Businesses need cash to pay their suppliers, employees and taxes and for financing obligations such as interest and loan repayments. Each payment going out the door meets an obligation to a critical stakeholder that the business could not survive without. Failure to pay has a financial cost such as late fees or penalties, employee turnover and supply disruption. Payables are what keeps a business owner up at night and an area that is managed tightly by the largest of firms because it can be forecasted and used as an advantage for any business.
Risks to managing payables:
- Receiving invoices is manual, and routing for approval has control risks
- Purchase orders and contracts may not tie to invoice value or terms
- Master data may not match contracts or invoices
- Opportunities can be missed for savings or cash flow improvement
- Duplicate payments, over/under payments, missed payments and late fees
Can forecasting really help manage payables?
Building a forecast can begin to uncover the risks the business is currently exposed to. If the forecast is unstable and highly variable, there are many opportunities and tools that can be deployed to help stabilize the outgoing cashflow. Payables forecasting relies on business maturity of three key business drivers:
- Receiving and processing invoices on time
- Understanding the supplier base and how materials and services are ordered
- Contractual understanding of terms and conditions related to payments
A model will help narrow down which business driver will have the biggest impact on your cashflow and give you the most visibility into the what cash is going out the door. It may even reveal gaps in understanding the drivers today and open opportunities to dig in before the model is fully operational.
Manage and understand contract payment terms
Payment terms can be highly sensitive to negotiate, but as with any contractual term, understanding why they are challenging to negotiate is the base of a contract that works for both parties.
Both parties should understand their own cash cycle and determine how critical prompt payment is. Take a moment to think about your business’ priorities. Is getting paid on time more important than maximizing margin?
When agreeing to a contract term, make sure to understand:
Terms & Conditions
When the payment term begins
Late payment fees or penalties and when they are applied
What payment type is accepted
Early payment discounts
Opportunities to manage invoice processing
Receiving, approving, and paying an invoice seems like it should be a simple process with a clear decision tree, and it can be. However, it can also be manual and a pathway to fraud. Invoice processing is an area with many opportunities to streamline and use tools such as optical character recognition or simple workflow processing to greatly improve efficiency as a first step. Larger organizations with high volume should consider robotic process automation and artificial intelligence.
By streamlining the invoice process, your business will decrease the likelihood of paying late, and improve forecast accuracy.
Supplier base and purchasing opportunities
Understanding what you purchase and how you purchase it can also yield opportunities to improve cash flow. For critical raw materials, tying purchasing closely to the sales and production plans will help both reduce inventory and provide better visibility into payables.

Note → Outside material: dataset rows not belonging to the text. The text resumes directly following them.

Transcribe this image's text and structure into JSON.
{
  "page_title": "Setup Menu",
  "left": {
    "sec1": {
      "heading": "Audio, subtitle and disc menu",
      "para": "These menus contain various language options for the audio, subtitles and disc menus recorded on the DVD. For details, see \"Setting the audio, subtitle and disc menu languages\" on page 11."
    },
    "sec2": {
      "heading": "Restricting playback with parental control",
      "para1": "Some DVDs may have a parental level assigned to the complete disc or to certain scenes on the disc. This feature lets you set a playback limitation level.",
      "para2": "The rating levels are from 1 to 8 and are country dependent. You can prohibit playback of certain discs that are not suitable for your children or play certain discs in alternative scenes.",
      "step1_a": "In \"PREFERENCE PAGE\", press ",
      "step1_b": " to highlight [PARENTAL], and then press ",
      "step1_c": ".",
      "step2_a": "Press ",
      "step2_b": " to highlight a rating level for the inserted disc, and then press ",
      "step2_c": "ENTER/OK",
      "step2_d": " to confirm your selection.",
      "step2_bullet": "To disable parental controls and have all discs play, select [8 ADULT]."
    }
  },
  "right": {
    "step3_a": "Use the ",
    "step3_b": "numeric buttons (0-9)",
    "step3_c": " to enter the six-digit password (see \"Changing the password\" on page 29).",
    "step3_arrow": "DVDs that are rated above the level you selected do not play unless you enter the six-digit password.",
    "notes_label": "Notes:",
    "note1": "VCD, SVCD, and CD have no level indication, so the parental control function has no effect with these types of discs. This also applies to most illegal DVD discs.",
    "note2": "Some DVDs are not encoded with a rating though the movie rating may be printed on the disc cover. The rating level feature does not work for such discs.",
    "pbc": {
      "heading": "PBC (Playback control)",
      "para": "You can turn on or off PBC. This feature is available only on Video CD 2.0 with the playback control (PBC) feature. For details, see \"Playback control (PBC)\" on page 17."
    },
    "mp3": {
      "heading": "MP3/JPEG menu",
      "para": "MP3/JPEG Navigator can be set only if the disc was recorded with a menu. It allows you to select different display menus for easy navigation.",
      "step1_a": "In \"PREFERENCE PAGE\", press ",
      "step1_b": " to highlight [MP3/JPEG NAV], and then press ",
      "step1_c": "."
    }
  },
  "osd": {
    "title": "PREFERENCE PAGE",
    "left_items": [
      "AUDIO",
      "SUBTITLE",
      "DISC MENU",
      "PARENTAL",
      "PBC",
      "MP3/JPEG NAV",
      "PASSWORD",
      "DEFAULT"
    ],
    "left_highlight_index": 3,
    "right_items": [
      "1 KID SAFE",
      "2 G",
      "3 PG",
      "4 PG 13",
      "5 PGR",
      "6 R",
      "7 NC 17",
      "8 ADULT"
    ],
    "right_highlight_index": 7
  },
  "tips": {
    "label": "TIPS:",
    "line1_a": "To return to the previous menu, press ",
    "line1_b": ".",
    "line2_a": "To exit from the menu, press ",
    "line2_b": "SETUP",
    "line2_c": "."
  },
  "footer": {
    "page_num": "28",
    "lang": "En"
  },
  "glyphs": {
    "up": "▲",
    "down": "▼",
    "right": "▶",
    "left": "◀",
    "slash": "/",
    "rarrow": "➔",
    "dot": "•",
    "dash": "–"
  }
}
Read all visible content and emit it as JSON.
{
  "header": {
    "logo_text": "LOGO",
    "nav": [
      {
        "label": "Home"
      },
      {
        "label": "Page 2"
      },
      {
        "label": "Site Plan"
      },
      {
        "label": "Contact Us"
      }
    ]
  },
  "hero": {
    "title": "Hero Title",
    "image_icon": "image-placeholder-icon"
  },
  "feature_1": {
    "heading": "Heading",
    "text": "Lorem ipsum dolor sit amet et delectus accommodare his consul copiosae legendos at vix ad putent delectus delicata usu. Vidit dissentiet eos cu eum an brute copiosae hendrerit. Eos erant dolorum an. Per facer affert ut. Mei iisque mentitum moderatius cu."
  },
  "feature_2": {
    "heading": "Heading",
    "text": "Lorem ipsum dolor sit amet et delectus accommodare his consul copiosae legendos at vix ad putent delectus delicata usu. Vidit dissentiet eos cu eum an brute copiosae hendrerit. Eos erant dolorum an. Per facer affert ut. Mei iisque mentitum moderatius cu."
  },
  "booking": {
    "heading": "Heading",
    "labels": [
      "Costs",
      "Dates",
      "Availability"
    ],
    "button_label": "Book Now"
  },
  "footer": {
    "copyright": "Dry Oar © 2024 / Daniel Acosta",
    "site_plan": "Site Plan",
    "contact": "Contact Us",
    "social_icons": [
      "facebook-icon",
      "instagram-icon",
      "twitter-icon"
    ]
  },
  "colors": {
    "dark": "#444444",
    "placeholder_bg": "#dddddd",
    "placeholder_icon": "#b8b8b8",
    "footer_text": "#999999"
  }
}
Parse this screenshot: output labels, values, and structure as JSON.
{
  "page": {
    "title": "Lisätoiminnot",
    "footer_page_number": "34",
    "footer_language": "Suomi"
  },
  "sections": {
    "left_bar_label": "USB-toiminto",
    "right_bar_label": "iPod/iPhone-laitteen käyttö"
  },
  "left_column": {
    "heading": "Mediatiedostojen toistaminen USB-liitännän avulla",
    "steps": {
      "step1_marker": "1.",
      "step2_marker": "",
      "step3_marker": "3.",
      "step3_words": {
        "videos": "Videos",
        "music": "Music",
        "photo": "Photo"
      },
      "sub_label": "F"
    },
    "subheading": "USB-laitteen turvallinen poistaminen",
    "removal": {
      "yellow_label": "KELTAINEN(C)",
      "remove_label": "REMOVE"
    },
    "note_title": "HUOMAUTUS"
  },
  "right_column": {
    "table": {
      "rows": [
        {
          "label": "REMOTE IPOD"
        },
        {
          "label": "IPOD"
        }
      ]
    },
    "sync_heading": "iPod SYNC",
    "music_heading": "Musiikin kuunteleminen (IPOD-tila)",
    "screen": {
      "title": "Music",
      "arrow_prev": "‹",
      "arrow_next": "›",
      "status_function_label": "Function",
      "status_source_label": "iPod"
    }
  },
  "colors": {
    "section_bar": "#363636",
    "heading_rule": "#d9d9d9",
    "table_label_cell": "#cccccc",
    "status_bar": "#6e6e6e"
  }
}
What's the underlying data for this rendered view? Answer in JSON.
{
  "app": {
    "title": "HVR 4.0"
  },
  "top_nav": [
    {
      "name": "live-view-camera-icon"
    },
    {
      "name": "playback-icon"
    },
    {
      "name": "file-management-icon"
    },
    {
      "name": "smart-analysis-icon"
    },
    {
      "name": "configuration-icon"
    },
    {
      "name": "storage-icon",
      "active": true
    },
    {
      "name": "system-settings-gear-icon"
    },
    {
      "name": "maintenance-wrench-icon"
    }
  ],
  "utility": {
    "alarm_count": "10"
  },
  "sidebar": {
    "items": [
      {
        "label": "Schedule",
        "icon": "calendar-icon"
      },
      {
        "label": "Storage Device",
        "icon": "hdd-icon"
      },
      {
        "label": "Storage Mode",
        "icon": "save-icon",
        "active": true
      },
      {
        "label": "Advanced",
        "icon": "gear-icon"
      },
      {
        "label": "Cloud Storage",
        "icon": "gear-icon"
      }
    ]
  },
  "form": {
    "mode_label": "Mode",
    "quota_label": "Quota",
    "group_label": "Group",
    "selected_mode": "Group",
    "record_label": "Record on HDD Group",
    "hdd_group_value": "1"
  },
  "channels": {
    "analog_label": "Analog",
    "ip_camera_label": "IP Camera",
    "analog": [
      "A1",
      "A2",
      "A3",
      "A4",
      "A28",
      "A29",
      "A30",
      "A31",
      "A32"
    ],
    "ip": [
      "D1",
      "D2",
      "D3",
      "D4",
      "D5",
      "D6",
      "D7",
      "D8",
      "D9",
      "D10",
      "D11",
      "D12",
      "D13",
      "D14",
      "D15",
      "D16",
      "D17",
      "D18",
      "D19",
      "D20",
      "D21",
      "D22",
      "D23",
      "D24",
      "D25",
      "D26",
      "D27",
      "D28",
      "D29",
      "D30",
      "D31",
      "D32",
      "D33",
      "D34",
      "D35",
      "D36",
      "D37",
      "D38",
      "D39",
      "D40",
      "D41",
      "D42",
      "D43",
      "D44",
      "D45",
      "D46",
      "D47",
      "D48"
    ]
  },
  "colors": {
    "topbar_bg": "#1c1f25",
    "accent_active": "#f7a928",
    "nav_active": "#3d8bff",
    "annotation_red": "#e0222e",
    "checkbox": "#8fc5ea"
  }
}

For other purchases, consider whether a credit card is an option. Credit cards have benefits such as a single monthly statement, payment terms of typically net 30 and reward programs. There are risks with credit cards as well, so setting guidelines is critical to a successful program.
- Understanding the terms in your supplier contracts is critical to managing payments.
- Master data integrity will further support a solid forecast.
- Payables process integrity is within the ability of the business to manage. Quick turnaround to get the invoice received and approved will greatly improve cash forecast visibility.